The album’s best and most original moments arrive with Rateliff’s incisive lyricism. “Something Ain’t Right” begins with driving Beatles-esque piano as he sings, “Gotta dig a lotta holes to get into something deep.” Later in the song, he seems to comment on his newfound fame, offering, “Part of me feels I’ve arrived, but sometimes it don’t align.”
“Love Me Til I’m Gone” seems to have begun with the suggestion, “Let’s write something that feels like an old Van Morrison song off Moondance, or whatever.” The song’s electric piano and jazzy horn section percolate under Rateliff’s lounge-y vocal performance. During the song’s emotional conclusion, he pushes his voice into a gravelly howl, doubling the horn lines in a fairly obvious nod to Van Morrison.

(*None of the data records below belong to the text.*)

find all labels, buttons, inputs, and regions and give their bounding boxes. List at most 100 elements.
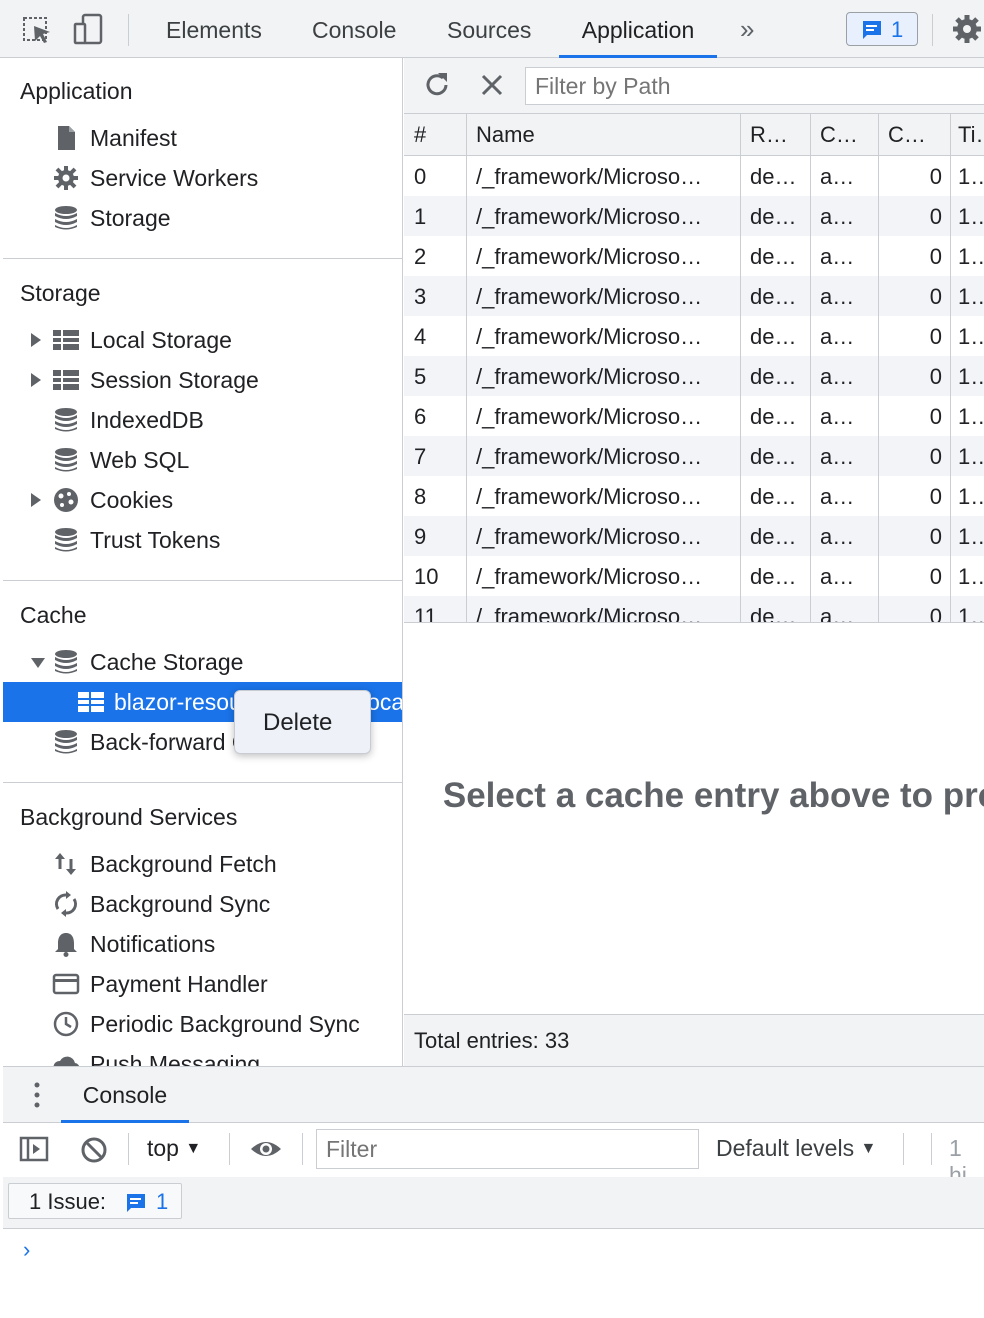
cookie-icon [52,487,80,513]
sidebar-item-local-storage[interactable]: Local Storage [3,320,402,360]
table-row[interactable]: 5 /_framework/Microso… de… a… 0 1… [404,356,984,396]
inspect-element-icon[interactable] [20,12,54,46]
console-prompt-chevron-icon[interactable]: › [23,1237,30,1263]
drawer-tab-console[interactable]: Console [61,1067,189,1123]
expand-arrow-icon[interactable] [31,493,41,507]
drawer-tab-bar: Console [3,1067,984,1123]
sidebar-item-label: Background Sync [90,891,271,917]
sidebar-item-push-messaging[interactable]: Push Messaging [3,1044,402,1066]
refresh-icon[interactable] [422,70,452,105]
section-title-background-services: Background Services [20,804,238,830]
database-icon [52,729,80,755]
cell-index: 10 [414,564,439,589]
database-icon [52,407,80,433]
sidebar-item-storage[interactable]: Storage [3,198,402,238]
column-header-name[interactable]: Name [476,122,535,148]
sidebar-item-label: Web SQL [90,447,190,473]
collapse-arrow-icon[interactable] [31,658,45,668]
console-filter-input[interactable] [316,1129,699,1169]
total-entries: Total entries: 33 [414,1028,570,1053]
cell-name: /_framework/Microso… [476,524,703,549]
table-row[interactable]: 2 /_framework/Microso… de… a… 0 1… [404,236,984,276]
expand-arrow-icon[interactable] [31,373,41,387]
sidebar-item-background-sync[interactable]: Background Sync [3,884,402,924]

The AM radio vibes of “What If I” feel like a nod to Elton John’s pop piano sensibilities. “Baby I Got Your Number” features sparse and jazzy nylon-stringed acoustic guitar a little reminiscent of “The Girl From Ipanema,” with a patina of urban hipster swagger. “So Put Out” sounds almost like an alternate take from the earlier track “Survivor,” with overdriven guitar stabs and thick horn lines also recalling artists like Dr. John and Swamp Dogg.
The Future closes with an obvious love letter to classic Motown with “Love Don’t.” Thumpy bass guitar anchors the nostalgic groove as Rateliff sings, “Love don’t treat you like that/ Babe, I’m letting you know.” The song grows in intensity until he has a Joe-Cocker-style vocal conniption fit/embolism as the band vamps over the song’s basic chord progression.
Nathaniel Rateliff’s meteoric rise over the past six years, from endless touring in a van and playing small shows, to performing on “Saturday Night Live” and opening for The Rolling Stones, has been at least partially fueled by the tragedies and challenges the 43-year-old had to face in his life. The Future is unique in Rateliff’s catalog because the album doesn’t smolder and ache with catharsis. Instead, it feels like a party where there’s something to celebrate.